Et puis il y a le don de jours de congé, mais qui est malheureusement encore très peu utilisé. C’est un super dispositif pour tous les aidants qui permet aux autres salariés de l’entreprise de donner une partie de leurs jours de congé pour les personnes identifiées comme salariés et aidants. D’où la nécessité de s’identifier et d’aller voir son employeur pour parler de sa situation, afin de pouvoir bénéficier de ces droits.

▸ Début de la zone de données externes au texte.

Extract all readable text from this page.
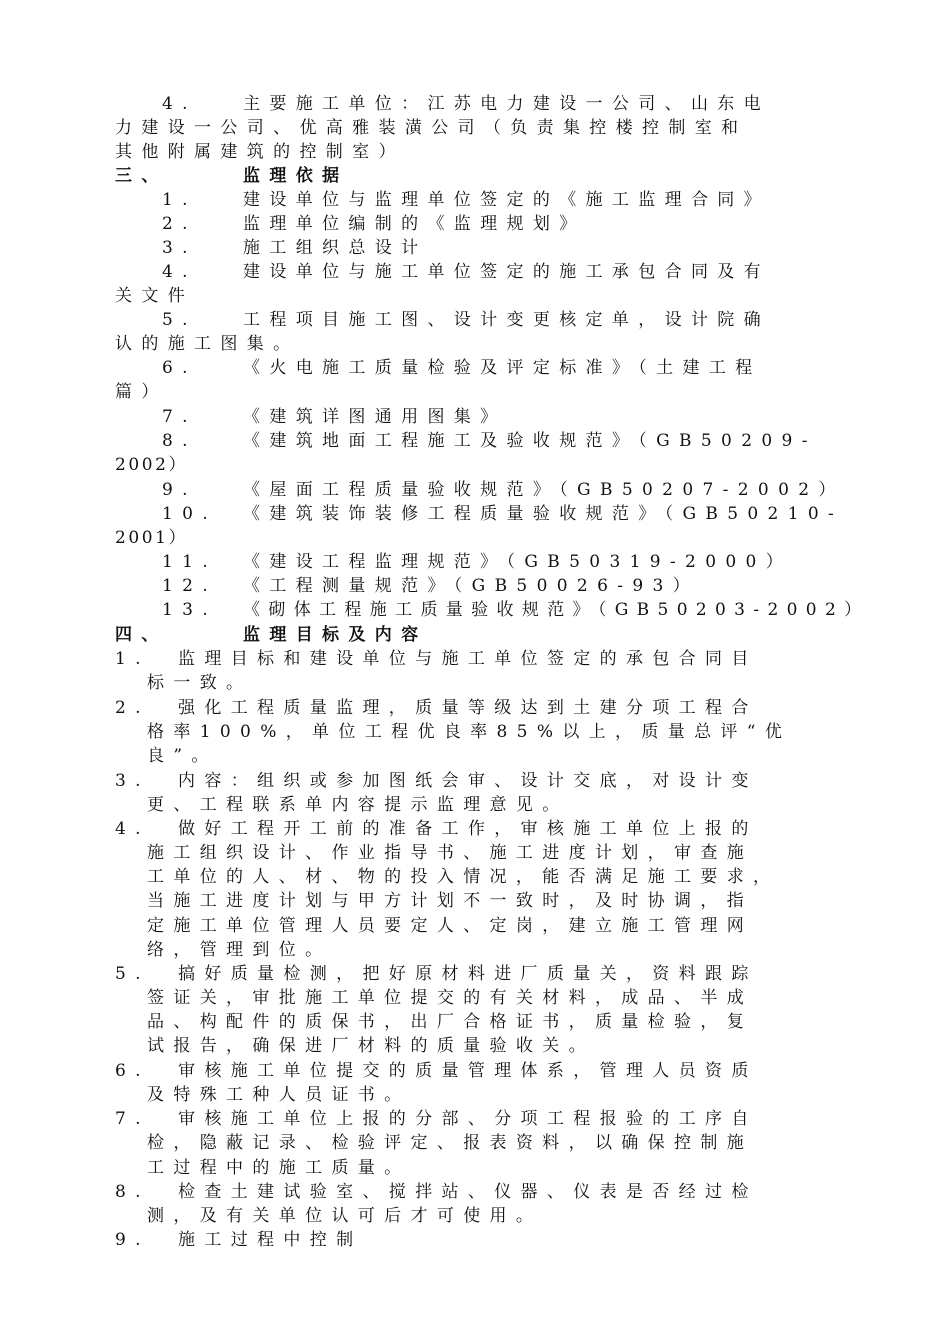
4.

	主要施工单位：江苏电力建设一公司、山东电

力建设一公司、优高雅装潢公司（负责集控楼控制室和

其他附属建筑的控制室）

三、

	监理依据

1.

	建设单位与监理单位签定的《施工监理合同》

2.

	监理单位编制的《监理规划》

3.

	施工组织总设计

4.

	建设单位与施工单位签定的施工承包合同及有

关文件

5.

	工程项目施工图、设计变更核定单，设计院确

认的施工图集。

6.

	《火电施工质量检验及评定标准》（土建工程

篇）

7.

	《建筑详图通用图集》

8.

	《建筑地面工程施工及验收规范》（GB50209-

2002）

9.

	《屋面工程质量验收规范》（GB50207-2002）

10.

《建筑装饰装修工程质量验收规范》（GB50210-

2001）

11.

《建设工程监理规范》（GB50319-2000）

12.

《工程测量规范》（GB50026-93）

13.

《砌体工程施工质量验收规范》（GB50203-2002）

四、

	监理目标及内容

1.

监理目标和建设单位与施工单位签定的承包合同目

标一致。

2.

强化工程质量监理，质量等级达到土建分项工程合

格率100%，单位工程优良率85%以上，质量总评“优

良”。

3.

内容：组织或参加图纸会审、设计交底，对设计变

更、工程联系单内容提示监理意见。

4.

做好工程开工前的准备工作，审核施工单位上报的

施工组织设计、作业指导书、施工进度计划，审查施

工单位的人、材、物的投入情况，能否满足施工要求，

当施工进度计划与甲方计划不一致时，及时协调，指

定施工单位管理人员要定人、定岗，建立施工管理网

络，管理到位。

5.

搞好质量检测，把好原材料进厂质量关，资料跟踪

签证关，审批施工单位提交的有关材料，成品、半成

品、构配件的质保书，出厂合格证书，质量检验，复

试报告，确保进厂材料的质量验收关。

6.

审核施工单位提交的质量管理体系，管理人员资质

及特殊工种人员证书。

7.

审核施工单位上报的分部、分项工程报验的工序自

检，隐蔽记录、检验评定、报表资料，以确保控制施

工过程中的施工质量。

8.

检查土建试验室、搅拌站、仪器、仪表是否经过检

测，及有关单位认可后才可使用。

9.

施工过程中控制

Vous proposez aussi un accompagnement pour que les entreprises prennent mieux en compte leurs salariés aidants. En quoi cela consiste-t-il ?
Il y a un niveau d’information à avoir sur les droits des salariés aidants et les obligations en tant qu’employeur. Par exemple, l’employeur a une obligation de sécurité, c’est-à-dire de prendre soin de la santé et de la sécurité de ses salariés. Et les salariés aidants sont susceptibles d’être plus sensibles aux risques psycho-sociaux. C’est important de les identifier parce que l’employeur peut avoir une responsabilité à ce niveau là.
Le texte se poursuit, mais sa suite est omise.